The Descent... into Stupidity!

Ever seen the movie The Descent? It’s about a bunch of females who go on a cave exploration and become prey to the cave creatures lurking deep inside.

Living in Oita, there are a lot of fantastic undisturbed natural landscape, as well as a bunch of historic sites that still remains intact. So you’d be a fool not to take advantage of it and go exploring right? RIGHT!? Of course.

Along the path towards school, there are a couple of Buddha statues over hundreds of years old, carved right into the rocky hillside. Annnnd slightly to the right of that is a cave with a giant sign saying "Do Not Enter" blocking our entrance to a totally awesome adventure!

We had 1 good flashlight and a fail light from the 100 yen store (which was completely useless!) My friend Danielle went in first. The cave was small, narrow, and damp. It had to have been less than 6 feet tall and no more than 3 feet wide. We get pretty deep inside the cave before the ceiling starts to drop really low. By this time we’re both crouching by a pool of stagnant water blocking our path forward. Danielle hands me the good flashlight as we try and figure out what to do. So I start shining the light around to get a better look at the cave, and that’s when I saw it…

At first I didn’t quite know what it was, so I go “hey umm.. Danielle, what’s that thing by your face?”
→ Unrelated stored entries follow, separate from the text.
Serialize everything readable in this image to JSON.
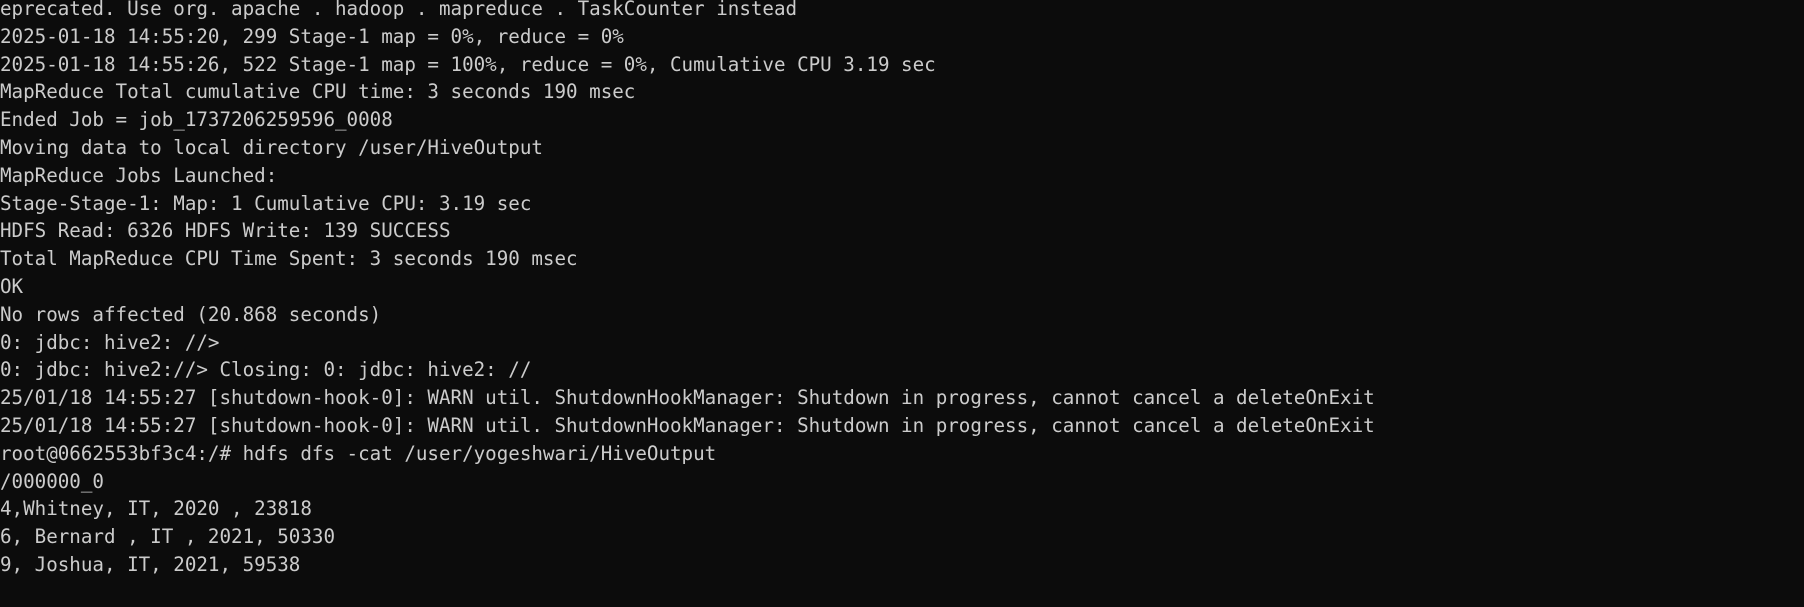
{
  "terminal": {
    "lines": [
      "eprecated. Use org. apache . hadoop . mapreduce . TaskCounter instead",
      "2025-01-18 14:55:20, 299 Stage-1 map = 0%, reduce = 0%",
      "2025-01-18 14:55:26, 522 Stage-1 map = 100%, reduce = 0%, Cumulative CPU 3.19 sec",
      "MapReduce Total cumulative CPU time: 3 seconds 190 msec",
      "Ended Job = job_1737206259596_0008",
      "Moving data to local directory /user/HiveOutput",
      "MapReduce Jobs Launched:",
      "Stage-Stage-1: Map: 1 Cumulative CPU: 3.19 sec",
      "HDFS Read: 6326 HDFS Write: 139 SUCCESS",
      "Total MapReduce CPU Time Spent: 3 seconds 190 msec",
      "OK",
      "No rows affected (20.868 seconds)",
      "0: jdbc: hive2: //>",
      "0: jdbc: hive2://> Closing: 0: jdbc: hive2: //",
      "25/01/18 14:55:27 [shutdown-hook-0]: WARN util. ShutdownHookManager: Shutdown in progress, cannot cancel a deleteOnExit",
      "25/01/18 14:55:27 [shutdown-hook-0]: WARN util. ShutdownHookManager: Shutdown in progress, cannot cancel a deleteOnExit",
      "root@0662553bf3c4:/# hdfs dfs -cat /user/yogeshwari/HiveOutput",
      "/000000_0",
      "4,Whitney, IT, 2020 , 23818",
      "6, Bernard , IT , 2021, 50330",
      "9, Joshua, IT, 2021, 59538"
    ]
  },
  "colors": {
    "background": "#0c0c0c",
    "foreground": "#cccccc"
  }
}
Right behind Danielle, just above her shoulder, merely inches away from her head was this thing…

Ugh just looking at it still makes my skin crawl.

The thing was at least 7 inches long! It was spiky with many legs and it was glowing neon green/yellow and staring straight at her with hungry eyes!

At this point I tell my friend “it’s time to go!” and without thinking I turn around and start running, totally forgetting that I’m holding the good flashlight. As I get closer to the cave entrance, I realize my friend is nowhere in sight. From the darkness, I can hear her shouting “Diana, don’t leave me, come back! I can’t see! You have the good flashlight!!” ooops! Haha I’m so terrible.

When my friend finally makes it out, she’s completely covered in dirt from banging into the walls frantically trying to escape that bug.

So what's the moral of the story? The moral is that when the shit hits the fan, I will be the first to run and leave you by yourself in the dark without a flashlight.